Famous Wineries and Popular Brands of UK Wine Industry

"Good wine is a good familiar creature if it be well used - Shakespeare"
Wine and food is usually cast as a rather confusing and unique division of science, it truly isn't as mysterious as it appears to be. Wine in Britain can be dated right back to Roman times. There were numbers of vineyards in Britain by the point of the Norman Conquest, many of them attached to priories and great homes. The areas of concentration were the tidal areas of the southeast, Somerset, Gloucestershire, Herefordshire and Worcestershire.

The 1st commercial vineyard in present times was established at Hambledon in Hampshire in 1951 but serious development in Britain wine industry has been in not that much more than the last thirty years.

Climate for wine farming
The Wine Industry relies on the farming of grapes. According to the geographical conditions, the United Kingdom isn't appropriate for commercial grape production, being too far north. Almost all of the successful vineyards in England are southern Britain and Wales where, in some pieces of southern Britain, the subsoil is chalk or limestone and has similar geology to that of the Champers area in France.

The key grape types planted in Great Britain are Reichensteiner, Bacchus, and Pinot noir, Chardonnay, Muller Thurgau and Sylva Blanc; not many of which are names the average UK wine drinker would be acquainted with.

UK Wine: English and Welsh wine must be produced from fresh grapes grown in the United Kingdom, while UK wine is a type of 'made wine ' which can often be made in Great Britain and Eire from imported grapes, grape juice, grape must or a mixture of these. Though 'made wine ' products can be called 'wine ' they've got to be prefixed with a term like English, Mead, Fruit, Tonic and so on. These products aren't ruled by the ECU Wine Regime.
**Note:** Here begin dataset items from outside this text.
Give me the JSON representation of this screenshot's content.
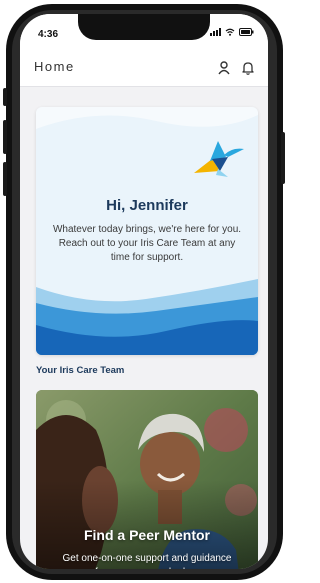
{
  "status_bar": {
    "time": "4:36",
    "icons": [
      "signal-icon",
      "wifi-icon",
      "battery-icon"
    ]
  },
  "header": {
    "title": "Home",
    "icons": [
      "profile-icon",
      "notification-bell-icon"
    ]
  },
  "welcome_card": {
    "greeting": "Hi, Jennifer",
    "message": "Whatever today brings, we're here for you. Reach out to your Iris Care Team at any time for support.",
    "illustration": "hummingbird-logo"
  },
  "care_team_section": {
    "title": "Your Iris Care Team"
  },
  "mentor_card": {
    "title": "Find a Peer Mentor",
    "description": "Get one-on-one support and guidance from someone who has"
  },
  "colors": {
    "navy": "#1d3a5c",
    "wave_blue": "#1a73c8",
    "light_blue": "#cfe6f6",
    "bird_yellow": "#f4b400"
  }
}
With all problems of climate and latitude, there are way more than two hundred and fifty commercial vineyards in Britain varying in size from 1 or 2 square meters run by small-scale hobbyists to enormous wineries run by commercially shrewd wine producers. Best English Wines:
1. Nyetimber: widely thought of as one of the greatest English wineries.
2. Curious Grape: brand of the UK's biggest (and probably best) producer, New Wave Wines
3. Three Choirs: Large operation in the Midlands making some well priced and mouth watering wines.
4. Davenport: The UK's leading organic producer, making fresh, bright, full-flavoured whites.
5. Denbies: In Surrey's North Downs, this is the biggest producer with some engaging wines.

Martin Rusett
Winelines was set up by Martin de Rusett, a longtime Wine Merchant and lecturer in London. The Company hopes to reveal the poser that surrounds wine tasting as well as wine making, storing and serving, so as to entertain and educate.